A 9-Day Family Trek Through Guatemala
What do you get when you mix hiking, biking, and kayaking with culture, archaeology, and wildlife? A family-friendly itinerary that’s guaranteed to please. The following nine-day tour of Guatemala is designed with active families in mind who enjoy cultural experiences as much as adrenaline-filled adventure. From coffee farms, market visits, and ancient Maya ruins to volcano treks and zip-lining, this tour will give you an excellent taste of Guatemala—while keeping you on your toes.
Day 1: Guatemala City
You’ll arrive at the Guatemala City airport and transfer to your hotel in the colonial city of Antigua.
Day 2: Antigua Guatemala
You’ll gear up to tour the valley of Antigua by bike. Back roads and trails will take you through small villages and farms and provide great views of nearby volcanoes. Along the way, you’ll stop at the town of San Miguel Escobar to learn about the work of As Green As It Gets (AGAIG), a non-profit organization that helps support independent coffee producers. You’ll explore the coffee fields, get a first-hand look at how beans are grown and processed, and eat lunch in the house of a local before finishing your bike tour.
Day 3: Pacaya Volcano
You’ll climb Pacaya, an active volcano outside of Antigua. This challenging hike will take you along Pacaya’s foothills through pine forests and to an area of lava rock and ash where you’ll see hot steam escaping through crevices in the ground. Along the way, you’ll learn about the formation and evolution of the volcano as well as about the surrounding environment. If it’s a clear day, you’ll have a view of other volcanoes and the Pacific lowlands.
Day 4: Chichicastenango
You’ll travel to Chichicastenango, one of the country’s largest markets. Here, you’ll explore the seemingly endless stalls of wood-carved masks, ceramics, textiles, and tropical fruits and vegetables. You’ll also get a close-up look at K’iche’ Maya culture by visiting Santo Tomás (a near-500-year-old church where locals practice a blend of Maya and Catholic religions) and Pascual Abaj (a hilltop shrine where shamans—spiritual leaders—perform traditional ceremonies on special dates). After exploring, you’ll continue to Lake Atitlán.
Day 5: Lake Atitlán
You’ll begin your day by kayaking Lake Atitlán (keep your eyes peeled for local Maya fishermen and the occasional pelican) before hiking to the top of Cerro de Oro, a lakeside hill with stellar views of the area. You’ll also head to Santiago Atitlán, a traditional Tz’utujil Maya town, where you’ll track down the folk saint Maximón, an effigy that’s housed by a different member of the local religious brotherhood each year; shamans often perform rituals wherever Maximón resides. You’ll explore the town, its church, and the local market, too.

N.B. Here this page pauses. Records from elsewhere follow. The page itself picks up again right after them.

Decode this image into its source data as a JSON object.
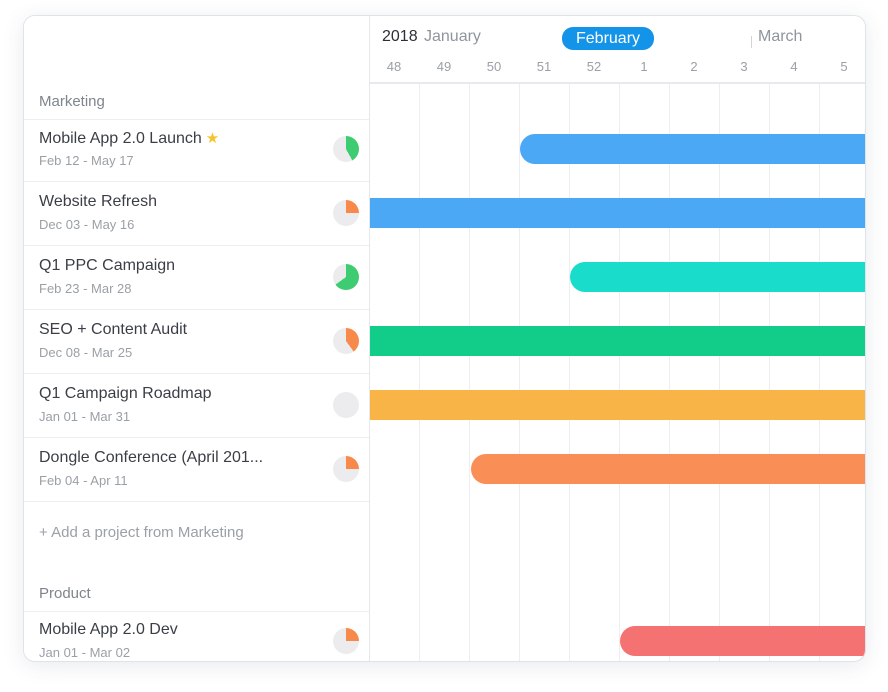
{
  "timeline": {
    "year": "2018",
    "months": [
      {
        "label": "January",
        "active": false
      },
      {
        "label": "February",
        "active": true
      },
      {
        "label": "March",
        "active": false
      }
    ],
    "weeks": [
      "48",
      "49",
      "50",
      "51",
      "52",
      "1",
      "2",
      "3",
      "4",
      "5"
    ]
  },
  "sections": [
    {
      "name": "Marketing",
      "projects": [
        {
          "title": "Mobile App 2.0 Launch",
          "starred": true,
          "dates": "Feb 12 - May 17",
          "progress": 0.42,
          "progress_color": "#3dcc71",
          "bar_color": "#4aa8f5"
        },
        {
          "title": "Website Refresh",
          "starred": false,
          "dates": "Dec 03 - May 16",
          "progress": 0.25,
          "progress_color": "#f78a4b",
          "bar_color": "#4aa8f5"
        },
        {
          "title": "Q1 PPC Campaign",
          "starred": false,
          "dates": "Feb 23 - Mar 28",
          "progress": 0.65,
          "progress_color": "#3dcc71",
          "bar_color": "#1adcca"
        },
        {
          "title": "SEO + Content Audit",
          "starred": false,
          "dates": "Dec 08 - Mar 25",
          "progress": 0.4,
          "progress_color": "#f78a4b",
          "bar_color": "#12cc89"
        },
        {
          "title": "Q1 Campaign Roadmap",
          "starred": false,
          "dates": "Jan 01 - Mar 31",
          "progress": 0,
          "progress_color": "#ececee",
          "bar_color": "#f8b446"
        },
        {
          "title": "Dongle Conference (April 201...",
          "starred": false,
          "dates": "Feb 04 - Apr 11",
          "progress": 0.25,
          "progress_color": "#f78a4b",
          "bar_color": "#f98f57"
        }
      ],
      "add_label": "+ Add a project from Marketing"
    },
    {
      "name": "Product",
      "projects": [
        {
          "title": "Mobile App 2.0 Dev",
          "starred": false,
          "dates": "Jan 01 - Mar 02",
          "progress": 0.25,
          "progress_color": "#f78a4b",
          "bar_color": "#f57272"
        }
      ]
    }
  ]
}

Day 6: Reserva Natural on Lake Atitlán
You’ll visit the Reserva Natural Atitlán, located just outside of Panajachel on Lake Atitlán. Here, you’ll find jungle-lined nature trails (look for raccoon-like coatis and exotic birds), a waterfall, swing bridges, a butterfly preserve, and a series of thrilling zip-line routes that provide stellar volcano views. In the afternoon, you’ll transfer to the Guatemala City airport and fly to the town of Flores in the department of El Petén.
Day 7: Tikal National Park
You’ll explore Tikal National Park, one of the ancient Maya’s largest and most fascinating urban centers. A UNESCO World Heritage Site, Tikal was occupied from approximately 900 B.C. to 900 A.D. and reached its heyday c. 700 A.D. with some 50,000 inhabitants. Today, it comprises more than 3,000 well-preserved temples, palaces, and shrines surrounded by wild jungle; keep your eyes peeled for tropical birds and monkeys in the canopy overhead.
Day 8: Guatemala City
This morning, you’ll fly from Flores to Guatemala City and transfer to Antigua. You’ll have a free day to explore on your own.
Day 9: Departure
You’ll travel to the Guatemala City airport in time for your flight.